Efficient Estimation of Sensitivity Indices

TL;DR

This paper introduces an efficient method for estimating Sobol sensitivity indices by reducing the problem to estimating crossed quadratic functionals, with demonstrated effectiveness on analytical functions and a reservoir engineering case.

Contribution

It proposes a novel, asymptotically efficient estimation approach for Sobol indices based on functional integral estimation techniques.

Findings

Efficient estimation of Sobol indices achieved through quadratic functional estimation.

Method validated on analytical functions showing accurate sensitivity estimates.

Application demonstrated on reservoir engineering case with promising results.

Abstract

In this paper we address the problem of efficient estimation of Sobol sensitivy indices.

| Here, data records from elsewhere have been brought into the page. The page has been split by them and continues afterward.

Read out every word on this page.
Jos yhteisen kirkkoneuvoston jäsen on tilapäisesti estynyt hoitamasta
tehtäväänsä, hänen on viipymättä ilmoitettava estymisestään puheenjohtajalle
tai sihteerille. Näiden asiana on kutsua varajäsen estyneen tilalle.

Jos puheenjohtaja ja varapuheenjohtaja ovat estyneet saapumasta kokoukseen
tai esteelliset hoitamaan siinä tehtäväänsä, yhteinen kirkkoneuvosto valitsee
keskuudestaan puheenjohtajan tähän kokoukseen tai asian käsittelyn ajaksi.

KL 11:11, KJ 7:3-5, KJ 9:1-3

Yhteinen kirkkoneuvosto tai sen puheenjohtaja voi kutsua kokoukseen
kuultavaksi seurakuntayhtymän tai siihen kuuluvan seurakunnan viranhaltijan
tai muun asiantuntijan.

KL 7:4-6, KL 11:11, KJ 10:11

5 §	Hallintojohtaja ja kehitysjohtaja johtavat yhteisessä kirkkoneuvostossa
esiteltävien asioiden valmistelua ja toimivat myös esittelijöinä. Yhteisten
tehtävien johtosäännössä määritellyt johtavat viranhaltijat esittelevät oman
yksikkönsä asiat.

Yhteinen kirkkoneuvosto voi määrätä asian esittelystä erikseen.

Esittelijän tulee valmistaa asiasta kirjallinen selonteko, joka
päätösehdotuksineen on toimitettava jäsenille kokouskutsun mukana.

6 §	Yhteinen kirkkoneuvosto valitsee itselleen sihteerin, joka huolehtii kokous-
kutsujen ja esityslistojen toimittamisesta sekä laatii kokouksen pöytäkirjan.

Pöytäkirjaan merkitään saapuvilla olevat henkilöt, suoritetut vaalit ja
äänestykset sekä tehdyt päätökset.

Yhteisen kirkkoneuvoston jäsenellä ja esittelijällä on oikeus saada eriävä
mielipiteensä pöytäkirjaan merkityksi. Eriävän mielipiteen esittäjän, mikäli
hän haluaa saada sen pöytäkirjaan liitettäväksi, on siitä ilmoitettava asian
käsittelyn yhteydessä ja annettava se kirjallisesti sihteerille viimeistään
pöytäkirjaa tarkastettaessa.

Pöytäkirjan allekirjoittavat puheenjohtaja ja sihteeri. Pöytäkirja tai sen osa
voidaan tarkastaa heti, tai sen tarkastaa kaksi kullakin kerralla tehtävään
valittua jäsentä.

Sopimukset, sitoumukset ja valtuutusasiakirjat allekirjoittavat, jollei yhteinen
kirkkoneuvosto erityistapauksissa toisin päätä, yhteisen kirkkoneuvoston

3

First, we focus on general functional integrals of conditional moments of the form $\E(\psi(\E(\varphi(Y)|X)))$ where $(X,Y)$ is a random vector with joint density $f$ and $\psi$ and $\varphi$ are functions that are differentiable enough. In particular, we show that asymptotical efficient estimation of this functional boils down to the estimation of crossed quadratic functionals. An efficient estimate of first-order sensitivity indices is then derived as a special case. We investigate its properties on several analytical functions and illustrate its interest on a reservoir engineering case.